Monday, March 26, 2007

And it burns, burns, burns...




St. Patrick's Day 2007

I have this weekly photo gig in Manayunk that's pretty simple: I come in, photograph the drunk ladies and gentleman having a good time for two hours, then I go home.
I usually head back to Philly around 1am, when 76 is deserted aside from a few inebriated speedsters.

On Saint Patrick's Day I went to the bar to photograph a sea of green, wobbly people. Despite my Irish heritage, I have never been interested in the holiday. Is that a holiday?

So 1am comes at last. The expressway is busier than usual due to the "holiday" and as I'm rounding the corner by the hot air balloon at the zoo I am about to crash in to two cars engulfed in flames in the middle of the three lane highway. Swerving wildly and somehow miraculously avoiding the other cars on the road, I just slip by the wreck, the flames so hot I can feel them on my face as I drive past.

Other cars begin to swerve and honk madly. That's Philly for ya: "You're burning to death? So what asshole, get outta my way!"

I'm a few yards away, slightly shaking, when I see a third car. It's fender is crumpled but there are no flames. So, what do I do? I pull over and grab my camera.
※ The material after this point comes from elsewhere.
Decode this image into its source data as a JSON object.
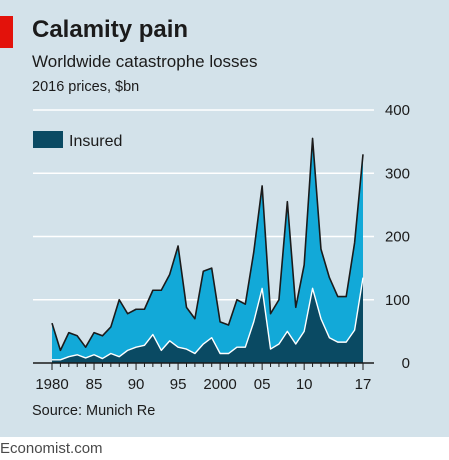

76 is in complete pandemonium. Between three lanes of traffic there are three cars scattered around, two of which are on fire. What's worse is the probability that every driver on the road at that time was to some degree drunk is very high.

After a few seconds' hesitation, I swing my car door open and step out onto the shoulder of the Schuylkill Expressway, AKA the Sure-Kill Expressway. Visions of me getting thrown many many yards by speeding cars fill my head - but I got lucky. By this time the 5-0 got savvy and blocked the road. 76 was as safe as a fenced-in playground...just with burning cars.

I start running; past the imminent fist fight (all passengers were safely out of the vehicles), past the last car that wasn't burning, to the inferno. The smell was foreboding: gasoline, burning rubber, melting metal and the sizzles and pops didn't help either. Yet I wasn't scared - I was excited. Trust me, anything seems stimulating after two hours in that bar.

I didn't have much equipment with me so I had to work with what I had - an 18-55mm 1:3.5-5.6 - not exactly ideal.

After shooting for a few minutes I go and talk to the people involved. The people at fault were a bunch of young, drunk white dudes still sporting their shamrock beads. Their speech was slurred and their eyes were hazy, but they were sobering up quickly. The people not on fire were angry and one of the kids inside the car sustained minor injuries (shoulder or neck).

I went over to one of the shamrock dudes and asked if everyone was O.K. Then I looked at his car, by now almost totally melted to the frame, and said: Well, your car's on fire but it could always be worse. He didn't like that too much but I got a kick out of it. It's true, you know! He could still be in it, burning to death. With this reasoning, the shamrock dude agreed.

By now the horns started to melt and the noise was incredibly eerie. A long, droning, unmelodious, unharmonious pitch blared into the sky.

I was standing by the police, who never questioned me, when the first car let out a series of loud sparks and pops. Everyone, even the cops, ducked and ran. We were only feet from the car and I thought for sure the car was about to explode and maybe we would die. False alarm.

I left after the fire fighters came and extinguished the blaze. As I drove off on a completely deserted, post-apocalyptic 76, I got to thinking:
If I were ten seconds faster, I could have been in that crash. Or, if I were ten seconds slower, I would still be stuck with everyone else on 76 behind the police barricades. Who knows how long traffic was stopped that night, but I just drove on, alive and burn-free.